By Elizabeth Tang Grade 6
I never dreamed of being seen.
The indifferent gaze of others and their constant negation left me breathless. Piles of homework were placed on the table, and snowflakes stuck to the window. Winter—originally a season of “slumber”—was a time when I didn’t know I was about to “wake up.”
Our school always had different gossip and stories happening every day, although they were never about me—a student who was perfectly ordinary, just like Jane Eyre. The focus of the teachers and classmates was always the pretty girls, like Xena, or kind and helpful boys, like Aron, or even my table mate, Cici, who was the cleverest and loveliest girl in the class.
I dreamed of being a person like them—just for once. But this little dream was a bit too hard for me.
Until that day. During the winter festival preparations, our teacher proposed that the school would let one student from our class participate in the singing and dancing show. As soon as the words were spoken, everyone looked at Xena and Cici admiringly, and sighed: “I guess you will be the one.” But the teacher said: “The music teacher told me that Beth’s voice is lovely, so she will be the student to sing on the stage.” When I heard my name, I was dazed and looked up at the teacher in disbelief. Xena even screamed, “What?!” Some of the students stared at me and said, “She?!” At that moment, I just wanted to stand up and shout, “Please, I don’t want to attend this show!” However, the teacher didn’t give me time to express my opinion. “Stop talking now, boys and girls. I know Beth will seize the opportunity, right?” As the teacher looked at me trustingly, I swallowed my rebellion.
When the class was over, I saw Xena walk over to my table angrily. She bumped into my chair roughly and stared at me for a while as if she were going to swallow me alive.
Luckily, my table mate Cici was really a kind person. She offered a few words of comfort: “Hey, I believe you. I know you really want to prove yourself; you just need a chance to tell yourself that you are good enough. Do you know Jane Eyre? She’s an ordinary person, but she proved the worth of all women!” I nodded. Jane Eyre was my favorite book. The heroine, Jane Eyre, was so similar to me—being marginalized and dismissed.
“Then just try it your best!” Cici laughed. Thanks to her comfort, I thought: “Maybe I am ready to be the protagonist.”
But the reality was harder than I expected. The students who attended the show all knew each other; they were all “good students” in the teachers’ eyes. Girls and boys chatted together, and no one noticed me.
During one singing practice, the teacher let us sing one by one. When my voice came out, everyone was surprised, and I made many friends. I thought I was finally known and accepted by people.
Well, I was too childish. That day when I came back to class, I saw Xena talking to my new friends: “Beth is weak; I know she is going to fail.” And my new friends laughed around her, saying: “I didn’t even know her!”
I cried.
I was so sad and angry that I didn’t know how to describe it. But as I wept, I thought of Jane Eyre. She was misunderstood and looked down upon, yet she never let others define her. I realized that those new friends had only built a temporary castle for me. Even if I now knew it was false, it had already served its purpose—it had woken me up. I didn’t need their castle anymore, because the confidence was now inside me.
Even if Jane Eyre didn’t meet Helen or Rochester, she would grow up too.

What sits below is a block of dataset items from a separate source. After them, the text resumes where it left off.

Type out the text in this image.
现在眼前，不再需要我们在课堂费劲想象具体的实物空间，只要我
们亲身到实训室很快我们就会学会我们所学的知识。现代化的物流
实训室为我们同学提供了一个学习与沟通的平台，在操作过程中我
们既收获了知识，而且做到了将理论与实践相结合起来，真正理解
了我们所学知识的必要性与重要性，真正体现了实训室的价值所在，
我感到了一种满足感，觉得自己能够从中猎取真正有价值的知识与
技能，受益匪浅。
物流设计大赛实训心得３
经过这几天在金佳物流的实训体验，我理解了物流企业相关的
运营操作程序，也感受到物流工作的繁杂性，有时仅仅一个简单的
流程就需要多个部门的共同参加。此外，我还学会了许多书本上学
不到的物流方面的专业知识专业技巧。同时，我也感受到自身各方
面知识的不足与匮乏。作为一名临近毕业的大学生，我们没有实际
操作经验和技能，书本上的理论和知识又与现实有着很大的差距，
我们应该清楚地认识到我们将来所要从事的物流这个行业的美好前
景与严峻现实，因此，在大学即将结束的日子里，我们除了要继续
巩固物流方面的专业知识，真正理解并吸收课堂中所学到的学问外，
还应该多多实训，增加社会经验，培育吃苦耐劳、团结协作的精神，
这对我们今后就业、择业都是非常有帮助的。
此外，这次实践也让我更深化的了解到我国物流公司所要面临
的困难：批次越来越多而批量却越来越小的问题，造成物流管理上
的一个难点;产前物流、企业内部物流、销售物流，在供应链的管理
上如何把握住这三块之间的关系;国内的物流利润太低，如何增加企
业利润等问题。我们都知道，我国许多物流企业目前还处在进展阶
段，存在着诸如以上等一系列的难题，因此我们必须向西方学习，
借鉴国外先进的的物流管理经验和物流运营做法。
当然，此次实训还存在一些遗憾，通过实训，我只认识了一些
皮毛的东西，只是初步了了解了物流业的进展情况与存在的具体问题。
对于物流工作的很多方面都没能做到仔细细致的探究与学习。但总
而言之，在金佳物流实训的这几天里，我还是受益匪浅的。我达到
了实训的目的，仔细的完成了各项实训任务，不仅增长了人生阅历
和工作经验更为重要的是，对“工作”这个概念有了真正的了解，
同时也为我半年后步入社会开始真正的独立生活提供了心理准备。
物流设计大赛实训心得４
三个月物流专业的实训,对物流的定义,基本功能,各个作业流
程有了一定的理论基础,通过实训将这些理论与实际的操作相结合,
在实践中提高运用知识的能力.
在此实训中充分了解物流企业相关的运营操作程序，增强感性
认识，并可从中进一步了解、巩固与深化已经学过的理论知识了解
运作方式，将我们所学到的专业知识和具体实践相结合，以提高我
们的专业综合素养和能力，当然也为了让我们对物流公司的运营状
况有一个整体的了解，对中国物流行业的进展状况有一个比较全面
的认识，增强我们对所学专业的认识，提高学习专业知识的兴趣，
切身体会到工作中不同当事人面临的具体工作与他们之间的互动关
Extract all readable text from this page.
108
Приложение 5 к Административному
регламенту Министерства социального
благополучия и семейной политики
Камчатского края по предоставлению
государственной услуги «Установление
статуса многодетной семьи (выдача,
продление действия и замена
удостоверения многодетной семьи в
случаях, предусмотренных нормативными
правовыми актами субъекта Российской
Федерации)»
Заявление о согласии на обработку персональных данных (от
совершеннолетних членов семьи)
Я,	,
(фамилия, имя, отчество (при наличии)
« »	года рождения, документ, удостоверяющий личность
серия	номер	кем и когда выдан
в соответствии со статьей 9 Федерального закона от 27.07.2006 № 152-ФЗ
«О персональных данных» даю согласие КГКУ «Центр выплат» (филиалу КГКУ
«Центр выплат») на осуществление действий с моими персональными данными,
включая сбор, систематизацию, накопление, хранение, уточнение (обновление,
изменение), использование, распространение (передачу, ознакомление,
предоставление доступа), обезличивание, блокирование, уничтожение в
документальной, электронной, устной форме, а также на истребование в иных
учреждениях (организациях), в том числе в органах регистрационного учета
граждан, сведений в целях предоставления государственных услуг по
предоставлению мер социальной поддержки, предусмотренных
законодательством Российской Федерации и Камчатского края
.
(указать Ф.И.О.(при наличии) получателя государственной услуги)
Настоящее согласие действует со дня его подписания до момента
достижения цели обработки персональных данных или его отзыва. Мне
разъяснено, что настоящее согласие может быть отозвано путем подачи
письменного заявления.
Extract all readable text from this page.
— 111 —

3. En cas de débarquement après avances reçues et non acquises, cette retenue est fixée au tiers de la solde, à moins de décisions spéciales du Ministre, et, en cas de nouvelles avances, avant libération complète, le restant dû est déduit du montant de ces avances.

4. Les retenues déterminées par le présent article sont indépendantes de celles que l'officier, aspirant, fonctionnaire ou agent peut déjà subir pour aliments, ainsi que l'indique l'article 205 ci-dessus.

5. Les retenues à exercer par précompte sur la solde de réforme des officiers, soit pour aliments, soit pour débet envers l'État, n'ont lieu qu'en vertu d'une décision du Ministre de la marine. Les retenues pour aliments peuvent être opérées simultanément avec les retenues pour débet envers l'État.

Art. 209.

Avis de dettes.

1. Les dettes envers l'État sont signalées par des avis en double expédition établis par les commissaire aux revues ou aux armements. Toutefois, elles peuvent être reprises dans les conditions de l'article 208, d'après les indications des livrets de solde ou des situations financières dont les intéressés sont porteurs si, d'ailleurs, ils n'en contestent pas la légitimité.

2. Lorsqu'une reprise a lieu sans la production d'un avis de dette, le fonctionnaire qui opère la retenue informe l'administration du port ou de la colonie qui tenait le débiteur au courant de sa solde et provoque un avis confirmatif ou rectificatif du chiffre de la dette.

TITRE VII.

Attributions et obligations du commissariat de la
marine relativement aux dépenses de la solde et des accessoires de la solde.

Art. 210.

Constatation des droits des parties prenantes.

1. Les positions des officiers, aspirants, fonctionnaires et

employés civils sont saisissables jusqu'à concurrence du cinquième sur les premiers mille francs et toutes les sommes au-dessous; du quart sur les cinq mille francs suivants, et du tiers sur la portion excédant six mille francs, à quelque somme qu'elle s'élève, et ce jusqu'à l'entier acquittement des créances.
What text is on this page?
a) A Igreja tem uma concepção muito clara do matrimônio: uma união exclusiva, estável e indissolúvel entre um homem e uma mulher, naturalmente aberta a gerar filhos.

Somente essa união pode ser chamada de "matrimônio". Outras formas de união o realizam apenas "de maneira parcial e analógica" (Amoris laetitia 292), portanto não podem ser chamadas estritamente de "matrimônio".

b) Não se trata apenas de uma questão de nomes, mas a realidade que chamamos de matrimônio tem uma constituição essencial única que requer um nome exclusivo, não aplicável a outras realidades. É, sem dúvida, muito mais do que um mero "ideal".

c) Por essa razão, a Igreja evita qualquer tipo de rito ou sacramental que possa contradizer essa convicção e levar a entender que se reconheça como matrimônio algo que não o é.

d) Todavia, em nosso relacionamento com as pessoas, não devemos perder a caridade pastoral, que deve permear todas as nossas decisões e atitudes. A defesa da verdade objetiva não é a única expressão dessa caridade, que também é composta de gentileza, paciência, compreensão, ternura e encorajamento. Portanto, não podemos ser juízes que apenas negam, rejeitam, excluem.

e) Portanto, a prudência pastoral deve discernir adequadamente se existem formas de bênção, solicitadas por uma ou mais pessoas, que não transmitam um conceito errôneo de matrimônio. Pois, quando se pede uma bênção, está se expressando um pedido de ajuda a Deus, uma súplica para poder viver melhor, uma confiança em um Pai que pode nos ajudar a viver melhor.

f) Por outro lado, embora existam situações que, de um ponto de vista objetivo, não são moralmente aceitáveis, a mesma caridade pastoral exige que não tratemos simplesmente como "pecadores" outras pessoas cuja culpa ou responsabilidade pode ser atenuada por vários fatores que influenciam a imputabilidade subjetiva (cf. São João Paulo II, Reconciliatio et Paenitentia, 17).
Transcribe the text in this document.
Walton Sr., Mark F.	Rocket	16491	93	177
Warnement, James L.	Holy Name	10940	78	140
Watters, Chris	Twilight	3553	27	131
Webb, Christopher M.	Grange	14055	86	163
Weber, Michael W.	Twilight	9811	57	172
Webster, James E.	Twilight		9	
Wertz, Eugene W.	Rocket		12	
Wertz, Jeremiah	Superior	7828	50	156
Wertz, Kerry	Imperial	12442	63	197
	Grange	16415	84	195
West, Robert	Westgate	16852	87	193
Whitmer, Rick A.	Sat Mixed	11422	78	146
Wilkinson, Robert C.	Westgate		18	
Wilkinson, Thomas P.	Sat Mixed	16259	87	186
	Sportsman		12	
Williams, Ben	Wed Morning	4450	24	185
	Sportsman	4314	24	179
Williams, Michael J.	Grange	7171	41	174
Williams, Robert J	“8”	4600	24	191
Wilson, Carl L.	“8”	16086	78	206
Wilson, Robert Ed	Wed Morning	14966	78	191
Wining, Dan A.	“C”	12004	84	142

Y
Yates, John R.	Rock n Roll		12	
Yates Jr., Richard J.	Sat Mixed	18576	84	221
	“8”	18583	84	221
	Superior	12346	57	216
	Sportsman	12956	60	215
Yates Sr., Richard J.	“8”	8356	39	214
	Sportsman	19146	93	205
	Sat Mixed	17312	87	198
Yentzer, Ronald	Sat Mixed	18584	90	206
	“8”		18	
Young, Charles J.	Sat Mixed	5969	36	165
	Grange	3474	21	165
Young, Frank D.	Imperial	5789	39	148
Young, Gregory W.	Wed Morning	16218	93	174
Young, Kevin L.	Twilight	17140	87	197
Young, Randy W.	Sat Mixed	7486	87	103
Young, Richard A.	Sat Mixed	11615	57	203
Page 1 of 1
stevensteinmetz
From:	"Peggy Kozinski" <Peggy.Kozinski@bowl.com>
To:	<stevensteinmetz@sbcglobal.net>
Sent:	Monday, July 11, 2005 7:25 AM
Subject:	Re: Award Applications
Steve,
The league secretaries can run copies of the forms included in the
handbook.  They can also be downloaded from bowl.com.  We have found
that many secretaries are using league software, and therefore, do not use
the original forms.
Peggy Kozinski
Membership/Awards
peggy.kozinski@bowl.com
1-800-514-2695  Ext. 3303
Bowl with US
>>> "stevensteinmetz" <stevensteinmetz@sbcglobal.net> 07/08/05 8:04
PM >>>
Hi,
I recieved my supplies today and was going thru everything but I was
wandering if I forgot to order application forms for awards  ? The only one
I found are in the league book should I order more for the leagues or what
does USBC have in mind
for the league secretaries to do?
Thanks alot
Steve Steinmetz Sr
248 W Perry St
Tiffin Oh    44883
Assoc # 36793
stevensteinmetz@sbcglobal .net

That day of the winter festival, I stood on the stage with confidence. On that stage, under the bright lights, I didn’t need their fragile castle of words anymore. I built my own fortress of confidence. Everyone was proud of me. Even Xena said I looked pretty on stage, though I thought it was fake.
The cold snow outside the window seemed to melt away under the stage lights. The Jane Eyre in my heart woke up in that winter.